Do You Like KAKE? is a blog written by four members of an Art As Social course, which will analyze how artworks can engage society into creativity. By working on projects, we hope to communicate a need for change when it comes to global climate concerns and sustainability.

Friday, September 28, 2007

I want a piece of that (does anyone see that I keep making cake references in my titles??)

Finally, In the Making gives me an article and an artist I like and can understand!

What I have believed most about art is that it is firstly, and mostly, personal. Art is something that should be appreciated but is not (I think) created for that sole purpose. However, I have also found that looking at art, especially art created with more than a desire to make a pretty picture, but with a passionate message, has always felt a bit intrusive. I am looking at images from someone's soul. The art isn't something that was seen by many (or more than one person), like a photograph of someone on the street. There must have been other people on that same street seeing that same person. But a painting or a drawing or a sculpture that came from the artist arranging objects or posing a person or just pictured in their head was something that no one else saw or thought of and now I'm looking at it without even asking.

Now there is an artists whose main objective is take your tools and suggestions to heart and make something beautiful, useful, natural, and eco-friendly (in the good way, not in the awful ways that Cradle to Cradle makes eco-friendlyness sound)

Skip Schuckmann is the first, and only artist I know, to have not only his own vocabulary. but a personally invested goal to make a committed relationship to the people who want his artwork. "The relationships are often sustained for decades. The nature of work expands when it is based upon an 'until death do us part' commitment" (p 38). But its not just his dedication to a sustaining relationships that keep the communication and interaction going, but also that the nature of the work is meant to constantly evolve with the nature that the art comes from. Every twig used as a support beam in the underground house is a reusable support beam in the above ground ruins collage (or something). "Even an elaborate configuration that he has just constructed, and that his clients have just paid him for, always remains catalogued as a raw material for succedding manifestations" (p 38).
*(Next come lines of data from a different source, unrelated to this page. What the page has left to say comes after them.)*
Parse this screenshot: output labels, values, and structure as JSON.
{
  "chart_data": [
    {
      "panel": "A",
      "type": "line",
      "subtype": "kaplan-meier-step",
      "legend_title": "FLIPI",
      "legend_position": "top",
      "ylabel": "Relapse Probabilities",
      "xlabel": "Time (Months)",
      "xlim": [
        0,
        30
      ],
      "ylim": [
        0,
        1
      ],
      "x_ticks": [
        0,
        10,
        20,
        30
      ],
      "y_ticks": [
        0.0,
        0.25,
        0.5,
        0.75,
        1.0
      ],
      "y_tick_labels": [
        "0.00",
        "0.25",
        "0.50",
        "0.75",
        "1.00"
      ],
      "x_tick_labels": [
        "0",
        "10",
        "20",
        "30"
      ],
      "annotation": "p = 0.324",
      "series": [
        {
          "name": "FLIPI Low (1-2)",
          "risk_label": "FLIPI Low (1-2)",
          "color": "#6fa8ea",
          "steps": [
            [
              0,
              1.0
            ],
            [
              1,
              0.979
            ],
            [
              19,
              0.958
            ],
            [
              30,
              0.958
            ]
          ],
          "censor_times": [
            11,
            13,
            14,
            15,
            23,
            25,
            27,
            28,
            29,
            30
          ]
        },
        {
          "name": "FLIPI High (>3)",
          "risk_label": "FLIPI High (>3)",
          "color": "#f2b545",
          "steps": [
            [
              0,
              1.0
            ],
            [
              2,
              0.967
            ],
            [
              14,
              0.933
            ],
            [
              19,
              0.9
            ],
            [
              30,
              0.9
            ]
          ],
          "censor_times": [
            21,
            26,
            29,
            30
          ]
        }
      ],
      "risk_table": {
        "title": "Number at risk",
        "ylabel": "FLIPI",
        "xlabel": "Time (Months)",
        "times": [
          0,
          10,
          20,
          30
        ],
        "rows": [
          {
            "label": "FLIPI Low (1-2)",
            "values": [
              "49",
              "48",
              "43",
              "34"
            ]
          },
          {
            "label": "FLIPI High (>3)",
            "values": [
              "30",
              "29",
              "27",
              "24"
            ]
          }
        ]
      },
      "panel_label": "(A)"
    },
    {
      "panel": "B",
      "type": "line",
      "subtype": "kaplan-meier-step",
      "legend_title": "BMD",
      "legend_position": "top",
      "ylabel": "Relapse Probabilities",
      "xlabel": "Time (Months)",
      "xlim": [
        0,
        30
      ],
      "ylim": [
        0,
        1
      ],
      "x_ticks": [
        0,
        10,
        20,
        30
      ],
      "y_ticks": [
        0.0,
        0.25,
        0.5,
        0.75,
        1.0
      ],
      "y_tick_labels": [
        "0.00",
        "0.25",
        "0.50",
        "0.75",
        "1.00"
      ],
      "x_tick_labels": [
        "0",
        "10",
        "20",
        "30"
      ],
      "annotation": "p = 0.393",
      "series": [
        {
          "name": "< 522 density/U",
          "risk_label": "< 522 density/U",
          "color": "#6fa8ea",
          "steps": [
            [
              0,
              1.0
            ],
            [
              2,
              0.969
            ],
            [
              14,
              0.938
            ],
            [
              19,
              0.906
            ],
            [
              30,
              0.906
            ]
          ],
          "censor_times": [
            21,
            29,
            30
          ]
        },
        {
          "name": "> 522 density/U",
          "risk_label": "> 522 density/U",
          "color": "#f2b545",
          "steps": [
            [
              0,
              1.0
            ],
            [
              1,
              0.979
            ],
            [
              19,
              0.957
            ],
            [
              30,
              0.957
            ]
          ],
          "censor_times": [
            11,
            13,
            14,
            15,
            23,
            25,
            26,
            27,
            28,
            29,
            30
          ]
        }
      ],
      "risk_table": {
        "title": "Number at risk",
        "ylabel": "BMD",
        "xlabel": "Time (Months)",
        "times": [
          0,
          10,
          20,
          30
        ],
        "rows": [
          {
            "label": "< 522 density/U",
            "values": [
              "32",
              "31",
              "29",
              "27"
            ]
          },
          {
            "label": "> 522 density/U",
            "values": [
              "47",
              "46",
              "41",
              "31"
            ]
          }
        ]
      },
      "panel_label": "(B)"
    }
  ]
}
My favorite part of the article though was the ending glossary of Schuckmann lingo. My favorites were

Unlaxing- the design of a lifestyle in which work is so satisfying that vacations and retirement become undesirable.
I like this word because it is something we should all want for our lives

Emotional Velcro- The greed and laziness that make us stick to our ideas about ourselves
This is a favorite because changing, even for the better, is so hard

Protocolic- The discomfort that ensues from excessive politeness
Who doesn't hate super dupre pleasantries all the time?

At-onement- The physical and mystical interconnectedness of all things
I love this word because it makes you see the similarities we all share and that can help us overcome the differences we do have and eventually, hopefully, possibly, lead to understanding

ps) I think we should do the black-eyed thing, just because it's more artsy BUT I like the message behind the napkin idea, so someone else vote so we can get started =)

pss) I don't think I will ever enjoy Cradle to Cradle; does that make me Republican?